Nach zwei langen Tagen im Zug erreiche ich Donezk im Osten der Ukraine. Die Stadt ist sehr russisch gepraegt. Dies gilt auch fuer den groessten Teil des Ostens der Ukraine. Jedermann spricht Russisch und nicht wenige wuerden diese Region lieber in Russland
sehen als in der Ukraine. Dies umso mehr seit Wiktor Juschtschenko in Kiev an der Macht ist. Donezk ist die Hochburg seines Gegners, Wiktor Janukowytsch. Donezk ist ebenfalls die Heimat des reichsten Mann der Ukraine, dem Oligarchen Rinat Achmetow. Die Stadt verdankt ihm ihr brandneues Fussballstadion, die Donbass Arena, in dem in Zukunft Spiele der Fussball Europameisterschaft 2012 ausgetragen werden duerften.
Nach den tausenden von Kilometern im Zug durch China und Kasachstan moechte ich Donezk zur Abwechslung auf der Strasse verlassen. Per Anhalter versuche ich die Schwarzmeerkueste zu erreichen. Dabei wird mir bewusst, dass auch die Ukraine keineswegs nur von Russen und Ukrainer bewohnt wird. Ein Krankenwagenfahrer armenischer Abstammung nimmt mich von Donezk bis nach Maripol am Asowschen Meer mit. Dort hilft mir ein Polizist mit griechischen und russischen Wurzeln, der gerade nicht im Dienst ist, einige Kilometer weiter. Von hier aus darf ich zusammen mit einem anderen jungen Anhalter aus Russland im gelben Dienstwagen eines Brieftraegers der ukrainischen Post Platz nehmen. Mein Anhalter Kollege ist auch auf dem Weg auf die Krim, an ein Hare Krishna Festival. Als naechstes haben wir viel Glueck. Ein moderner goldenfarbener Chevrolet nimmt uns mit. Der Fahrer ist auf dem Weg nach Simferopol,
der Hauptstadt der Krim.
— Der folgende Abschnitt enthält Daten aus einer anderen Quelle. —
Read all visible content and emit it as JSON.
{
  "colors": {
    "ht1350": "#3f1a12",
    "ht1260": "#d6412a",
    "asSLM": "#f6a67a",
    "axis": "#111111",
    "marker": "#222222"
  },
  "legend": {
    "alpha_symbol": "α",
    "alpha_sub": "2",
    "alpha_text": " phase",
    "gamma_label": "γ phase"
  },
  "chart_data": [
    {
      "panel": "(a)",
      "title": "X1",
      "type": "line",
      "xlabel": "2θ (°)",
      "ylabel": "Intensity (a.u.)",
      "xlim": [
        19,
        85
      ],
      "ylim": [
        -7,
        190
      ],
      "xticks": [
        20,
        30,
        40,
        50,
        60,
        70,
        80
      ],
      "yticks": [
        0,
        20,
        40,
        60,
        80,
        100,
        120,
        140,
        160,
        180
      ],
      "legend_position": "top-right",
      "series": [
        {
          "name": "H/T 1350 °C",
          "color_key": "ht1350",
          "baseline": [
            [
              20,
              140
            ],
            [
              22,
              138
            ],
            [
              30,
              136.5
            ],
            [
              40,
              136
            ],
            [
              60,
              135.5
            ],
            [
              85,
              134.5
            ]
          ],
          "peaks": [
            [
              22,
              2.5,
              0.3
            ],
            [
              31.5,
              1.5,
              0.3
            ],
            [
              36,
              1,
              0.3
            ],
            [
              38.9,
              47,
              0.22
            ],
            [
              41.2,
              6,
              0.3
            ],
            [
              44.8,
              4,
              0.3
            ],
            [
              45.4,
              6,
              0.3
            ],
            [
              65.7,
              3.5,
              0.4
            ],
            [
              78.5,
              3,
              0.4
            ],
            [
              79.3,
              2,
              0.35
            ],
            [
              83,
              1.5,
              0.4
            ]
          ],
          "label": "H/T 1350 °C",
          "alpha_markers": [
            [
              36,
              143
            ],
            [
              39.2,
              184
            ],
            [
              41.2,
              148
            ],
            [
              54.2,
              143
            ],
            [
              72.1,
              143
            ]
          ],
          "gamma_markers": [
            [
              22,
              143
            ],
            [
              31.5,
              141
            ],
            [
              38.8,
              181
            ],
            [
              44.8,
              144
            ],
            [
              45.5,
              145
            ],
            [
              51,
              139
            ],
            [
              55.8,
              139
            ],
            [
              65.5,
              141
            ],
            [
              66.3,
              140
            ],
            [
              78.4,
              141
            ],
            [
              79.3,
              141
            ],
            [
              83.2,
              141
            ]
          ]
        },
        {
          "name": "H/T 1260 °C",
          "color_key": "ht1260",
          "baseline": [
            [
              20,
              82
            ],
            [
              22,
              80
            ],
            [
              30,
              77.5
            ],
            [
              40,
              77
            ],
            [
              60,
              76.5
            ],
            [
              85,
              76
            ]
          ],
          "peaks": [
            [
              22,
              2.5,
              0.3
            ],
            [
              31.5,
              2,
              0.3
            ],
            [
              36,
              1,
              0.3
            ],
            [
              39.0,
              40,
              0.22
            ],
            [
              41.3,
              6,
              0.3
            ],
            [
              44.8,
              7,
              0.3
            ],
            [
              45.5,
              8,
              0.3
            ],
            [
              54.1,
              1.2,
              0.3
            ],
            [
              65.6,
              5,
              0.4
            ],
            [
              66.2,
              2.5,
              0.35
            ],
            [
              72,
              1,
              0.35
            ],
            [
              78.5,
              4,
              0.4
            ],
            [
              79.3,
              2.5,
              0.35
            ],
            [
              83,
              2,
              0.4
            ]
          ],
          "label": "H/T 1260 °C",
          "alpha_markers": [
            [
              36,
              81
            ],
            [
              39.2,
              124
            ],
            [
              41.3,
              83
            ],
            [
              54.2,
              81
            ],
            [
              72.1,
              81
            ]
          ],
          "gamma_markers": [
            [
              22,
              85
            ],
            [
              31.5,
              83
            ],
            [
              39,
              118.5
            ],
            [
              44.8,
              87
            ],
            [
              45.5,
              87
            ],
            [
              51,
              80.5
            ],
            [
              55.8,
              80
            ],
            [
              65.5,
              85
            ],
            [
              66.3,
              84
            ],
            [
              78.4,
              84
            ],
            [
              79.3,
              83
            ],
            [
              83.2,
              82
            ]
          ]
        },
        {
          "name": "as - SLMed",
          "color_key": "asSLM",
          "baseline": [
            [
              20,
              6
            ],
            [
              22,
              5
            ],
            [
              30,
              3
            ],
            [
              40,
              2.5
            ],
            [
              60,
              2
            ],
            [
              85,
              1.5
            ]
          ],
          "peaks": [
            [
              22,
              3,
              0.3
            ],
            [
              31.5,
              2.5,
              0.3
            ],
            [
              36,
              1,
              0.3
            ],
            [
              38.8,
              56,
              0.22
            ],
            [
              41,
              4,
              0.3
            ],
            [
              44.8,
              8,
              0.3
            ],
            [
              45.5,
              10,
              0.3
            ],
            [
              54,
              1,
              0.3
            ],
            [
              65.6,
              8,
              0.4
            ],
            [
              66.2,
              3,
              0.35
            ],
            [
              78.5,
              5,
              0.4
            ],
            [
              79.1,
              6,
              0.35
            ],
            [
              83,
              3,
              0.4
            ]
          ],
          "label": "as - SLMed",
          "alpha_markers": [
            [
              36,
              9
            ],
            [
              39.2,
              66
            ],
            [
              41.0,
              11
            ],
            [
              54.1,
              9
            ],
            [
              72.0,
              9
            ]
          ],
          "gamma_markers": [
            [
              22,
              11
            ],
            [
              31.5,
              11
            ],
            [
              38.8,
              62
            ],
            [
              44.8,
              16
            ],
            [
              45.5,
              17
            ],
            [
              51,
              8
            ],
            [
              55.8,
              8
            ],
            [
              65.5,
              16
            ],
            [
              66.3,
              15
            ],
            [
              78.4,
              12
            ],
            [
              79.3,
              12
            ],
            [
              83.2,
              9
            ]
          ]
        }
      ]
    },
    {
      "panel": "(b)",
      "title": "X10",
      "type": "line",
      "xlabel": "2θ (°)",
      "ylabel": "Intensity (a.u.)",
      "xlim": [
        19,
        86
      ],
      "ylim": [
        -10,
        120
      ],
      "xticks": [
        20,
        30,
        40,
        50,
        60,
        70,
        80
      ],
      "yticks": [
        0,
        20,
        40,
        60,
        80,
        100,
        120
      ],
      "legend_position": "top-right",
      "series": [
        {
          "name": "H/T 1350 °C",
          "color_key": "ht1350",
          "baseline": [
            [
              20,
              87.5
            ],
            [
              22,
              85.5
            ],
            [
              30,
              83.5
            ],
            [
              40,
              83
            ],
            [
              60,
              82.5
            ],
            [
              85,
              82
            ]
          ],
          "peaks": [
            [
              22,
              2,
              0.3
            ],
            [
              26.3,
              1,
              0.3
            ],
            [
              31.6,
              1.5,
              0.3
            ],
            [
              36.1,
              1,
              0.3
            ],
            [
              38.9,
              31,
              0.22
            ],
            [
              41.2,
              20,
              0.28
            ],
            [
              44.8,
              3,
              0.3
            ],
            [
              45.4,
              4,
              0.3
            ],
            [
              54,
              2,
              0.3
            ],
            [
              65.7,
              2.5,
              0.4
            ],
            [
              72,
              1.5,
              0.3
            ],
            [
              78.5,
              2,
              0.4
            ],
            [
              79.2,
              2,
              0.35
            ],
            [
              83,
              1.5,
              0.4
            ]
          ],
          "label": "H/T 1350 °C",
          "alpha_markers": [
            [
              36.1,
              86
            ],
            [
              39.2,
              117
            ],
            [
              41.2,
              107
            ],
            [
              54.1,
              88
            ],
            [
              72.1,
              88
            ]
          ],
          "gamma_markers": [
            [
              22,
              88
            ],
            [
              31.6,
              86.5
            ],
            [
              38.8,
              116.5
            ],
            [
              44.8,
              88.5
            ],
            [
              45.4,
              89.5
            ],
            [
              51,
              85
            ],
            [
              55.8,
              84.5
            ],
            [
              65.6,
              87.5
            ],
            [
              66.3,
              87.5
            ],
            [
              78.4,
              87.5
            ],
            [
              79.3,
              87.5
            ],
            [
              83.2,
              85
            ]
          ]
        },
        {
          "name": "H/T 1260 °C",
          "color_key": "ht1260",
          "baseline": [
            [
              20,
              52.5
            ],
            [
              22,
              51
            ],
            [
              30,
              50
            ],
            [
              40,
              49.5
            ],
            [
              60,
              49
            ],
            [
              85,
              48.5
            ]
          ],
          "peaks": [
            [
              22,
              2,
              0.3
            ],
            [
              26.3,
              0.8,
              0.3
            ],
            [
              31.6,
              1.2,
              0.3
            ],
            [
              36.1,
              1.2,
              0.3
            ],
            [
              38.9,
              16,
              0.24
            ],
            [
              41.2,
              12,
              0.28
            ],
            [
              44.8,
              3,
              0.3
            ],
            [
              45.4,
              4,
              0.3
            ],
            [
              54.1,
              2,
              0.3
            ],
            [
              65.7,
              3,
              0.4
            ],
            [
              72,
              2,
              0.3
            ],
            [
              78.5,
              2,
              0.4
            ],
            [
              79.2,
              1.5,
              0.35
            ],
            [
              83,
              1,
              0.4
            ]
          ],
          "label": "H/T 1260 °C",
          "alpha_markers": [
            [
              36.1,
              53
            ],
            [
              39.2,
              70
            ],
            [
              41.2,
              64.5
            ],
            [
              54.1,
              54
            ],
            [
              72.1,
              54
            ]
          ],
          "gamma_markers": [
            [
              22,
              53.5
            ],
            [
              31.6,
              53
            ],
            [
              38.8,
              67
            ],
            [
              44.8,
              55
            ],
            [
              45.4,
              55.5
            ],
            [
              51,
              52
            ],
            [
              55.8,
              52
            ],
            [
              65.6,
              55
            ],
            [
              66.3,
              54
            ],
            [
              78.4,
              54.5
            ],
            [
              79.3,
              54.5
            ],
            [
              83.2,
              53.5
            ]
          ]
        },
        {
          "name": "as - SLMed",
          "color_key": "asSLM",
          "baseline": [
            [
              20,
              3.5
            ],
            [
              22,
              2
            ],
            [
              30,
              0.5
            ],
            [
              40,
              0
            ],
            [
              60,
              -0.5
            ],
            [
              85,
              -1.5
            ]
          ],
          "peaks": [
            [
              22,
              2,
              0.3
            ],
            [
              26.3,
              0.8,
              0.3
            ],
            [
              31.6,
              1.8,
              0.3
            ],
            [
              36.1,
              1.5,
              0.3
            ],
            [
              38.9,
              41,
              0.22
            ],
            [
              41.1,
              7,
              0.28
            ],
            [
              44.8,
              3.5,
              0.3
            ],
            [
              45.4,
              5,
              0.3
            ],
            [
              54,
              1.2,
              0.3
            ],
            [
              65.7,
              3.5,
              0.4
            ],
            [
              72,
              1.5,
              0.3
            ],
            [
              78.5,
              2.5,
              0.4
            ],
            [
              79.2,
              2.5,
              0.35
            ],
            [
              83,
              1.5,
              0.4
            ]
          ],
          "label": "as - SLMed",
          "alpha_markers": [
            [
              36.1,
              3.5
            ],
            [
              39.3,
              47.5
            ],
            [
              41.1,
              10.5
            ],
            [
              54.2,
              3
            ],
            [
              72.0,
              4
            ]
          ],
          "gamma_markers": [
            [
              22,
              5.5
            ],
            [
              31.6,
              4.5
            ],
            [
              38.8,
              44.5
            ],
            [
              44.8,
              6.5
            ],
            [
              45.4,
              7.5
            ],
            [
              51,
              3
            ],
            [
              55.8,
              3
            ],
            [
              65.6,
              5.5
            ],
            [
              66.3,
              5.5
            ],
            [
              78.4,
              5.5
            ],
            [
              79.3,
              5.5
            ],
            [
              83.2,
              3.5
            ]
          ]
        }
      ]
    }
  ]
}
Zusammen fahren wir dem Schwarzen Meer entgegen waehrend sein Radarwarngeraet ihn in regelmaessigen Abstaenden vor den Radarfallen warnt, die die Polizei entlang der viel befahrenen Landstrasse aufgestellt hat. Die Fahrt fuehrt an riesigen Aeckern vorbei, auf denen gerade die Sonnenblumen geerntet werden oder die Ernte schon eingeholt wurde. Beim Eindunkeln lassen mich die beiden in Dschankoj, wo ich in der modernen Herberge im Bahnhof uebernachte. Am naechsten Tag versuche ich auf diese Weise weiter bis nach Feodosia zu reisen, aber die ganze Sache gestaltet sich nicht mehr so einfach wie am Vortag. Nach 50 Kilometern stecke ich fest und die teuren Wagen der russischen Touristen moegen nicht extra fuer mich anhalten. Nach einer Weile habe ich es satt und ich begebe mich zu Fuss zum 4km entfernten Bahnhof. Dort nehme ich gerne wieder in einem der aelteren Bahnwagen aus der Sowjetzeit Platz.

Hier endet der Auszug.